Debate sustentável

Encontro internacional em Ouro Preto, que discustiu sobre patrimônio cultural e sustentabilidade com 40 autoridades do mundo, resultou em documento a ser apresentado na Rio + 20

  • A cidade histórica de Ouro Preto, em Minas Gerais, foi o palco de um encontro internacional que reuniu cerca de 40 especialistas de vários países para discutir o “Patrimônio Mundial e Desenvolvimento Sustentável”. Organizado pelo Instituto Histórico e Artístico Nacional (Iphan), juntamente com a Unesco, o encontro organizado entre os dias 5 e 8 de fevereiro debateu sobre a aplicação da preservação e salvaguarda do patrimônio cultural, e as políticas de desenvolvimento sustentável implementadas por vários países do mundo.

    O evento pôs em pauta também a Conferência das Nações Unidos sobre Desenvolvimento Sustentável, a Rio + 20, que acontecerá no Rio de Janeiro em junho e marcará o 20º aniversário da Conferência das Nações Unidas sobre o Meio Ambiente e o Desenvolvimento. Os três dias de atividades em Ouro Preto foram marcados por apresentações temáticas, debates e trabalhos em grupo. O resultado foi um documento síntese, elaborado pela equipe do Centro de Patrimônio Mundial da Unesco e apresentado a todo grupo em plenária final. Nas próximas três semanas, o documento deverá ser revisado pelos gestores para que seja apresentado na Rio +20.

    Europa x África

    O mapa mundi de distribuição dos bens Patrimônio Mundial (com 936 monumentos em 153 países) evidencia a relação entre o desenvolvimento econômico ea preservação do patrimônio, com maior concentração na Europa. Paradoxalmente, está alista de bens em situação de perigo, concentrados em sua maioria na África.

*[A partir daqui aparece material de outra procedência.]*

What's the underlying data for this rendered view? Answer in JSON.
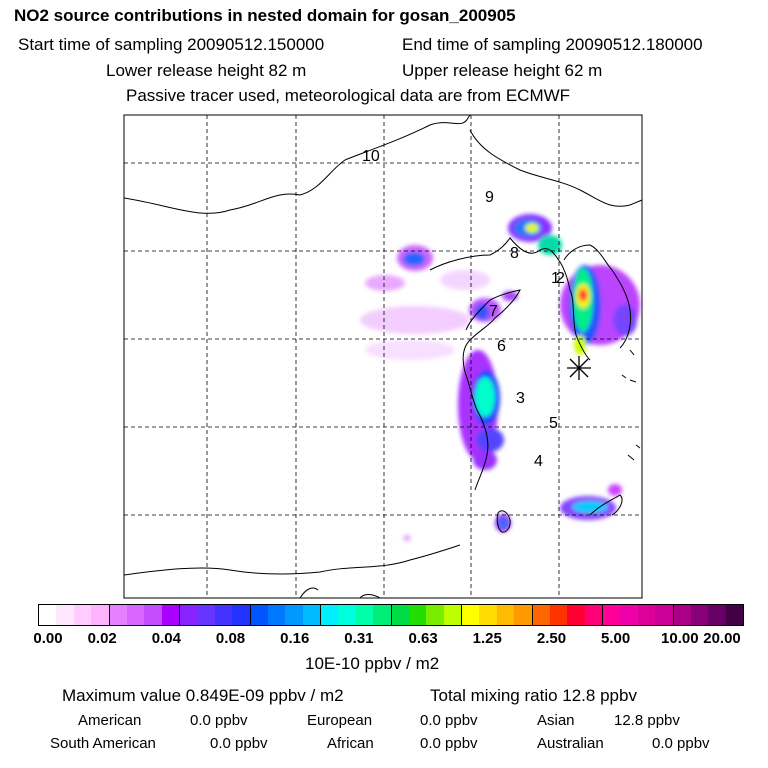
{
  "header": {
    "title": "NO2 source contributions in nested domain for gosan_200905",
    "start_time": "Start time of sampling 20090512.150000",
    "end_time": "End time of sampling 20090512.180000",
    "lower_release": "Lower release height   82 m",
    "upper_release": "Upper release height   62 m",
    "tracer_note": "Passive tracer used, meteorological data are from ECMWF"
  },
  "map": {
    "region_labels": [
      "10",
      "9",
      "8",
      "1",
      "2",
      "7",
      "6",
      "3",
      "5",
      "4"
    ],
    "receptor_marker": "receptor-star"
  },
  "colorbar": {
    "colors": [
      "#ffffff",
      "#ffe6ff",
      "#ffccff",
      "#ffb3ff",
      "#e680ff",
      "#d966ff",
      "#c44dff",
      "#aa00ff",
      "#8822ff",
      "#6633ff",
      "#4433ff",
      "#2233ff",
      "#0055ff",
      "#0077ff",
      "#0099ff",
      "#00bbff",
      "#00eeff",
      "#00ffdd",
      "#00ffaa",
      "#00ee77",
      "#00dd44",
      "#22dd00",
      "#77ee00",
      "#bbff00",
      "#ffff00",
      "#ffdd00",
      "#ffbb00",
      "#ff9900",
      "#ff6600",
      "#ff3300",
      "#ff0033",
      "#ff0077",
      "#ff0099",
      "#ee00aa",
      "#dd0099",
      "#cc0099",
      "#aa0088",
      "#880077",
      "#660066",
      "#440044"
    ],
    "ticks": [
      "0.00",
      "0.02",
      "0.04",
      "0.08",
      "0.16",
      "0.31",
      "0.63",
      "1.25",
      "2.50",
      "5.00",
      "10.00",
      "20.00"
    ],
    "units": "10E-10 ppbv / m2"
  },
  "summary": {
    "max_value": "Maximum value  0.849E-09 ppbv / m2",
    "total_mixing": "Total mixing ratio       12.8 ppbv",
    "regions": [
      {
        "name": "American",
        "value": "0.0 ppbv"
      },
      {
        "name": "European",
        "value": "0.0 ppbv"
      },
      {
        "name": "Asian",
        "value": "12.8 ppbv"
      },
      {
        "name": "South American",
        "value": "0.0 ppbv"
      },
      {
        "name": "African",
        "value": "0.0 ppbv"
      },
      {
        "name": "Australian",
        "value": "0.0 ppbv"
      }
    ]
  }
}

    “Nosso compromisso passa a ser não apenas o da preservação e salvaguarda, mas o da elevação dos padrões educacionais, da renda e do emprego, enfim, dos indicadores socioeconômicos em níveis recomendados pela ONU e suas agências. Este encontro e a Rio +20 significam a reiteração e a ampliação do compromisso do Iphan com o futuro, pois o patrimônio cultural brasileiro deve, cada vez mais, se constituir em um agente do desenvolvimento sustentável e de transformação social”, comentou o presidente do Iphan, Luiz Fernando de Almeida.

    Segundo o presidente, cada vez mais a dimensão cultural deverá ser superveniente às outras dimensões do desenvolvimento, como a social, a econômica e a ambiental, relegando ao passado as soluções parciais, incapazes de proporcionar alternativas para uma realidade complexa e dialética.

    “Ao refletir sobre novas possibilidades e alternativas de gestão, não basta olharmos o local, mas o global, pois o mundo cada vez mais fica menor” concluiu Luiz Fernando.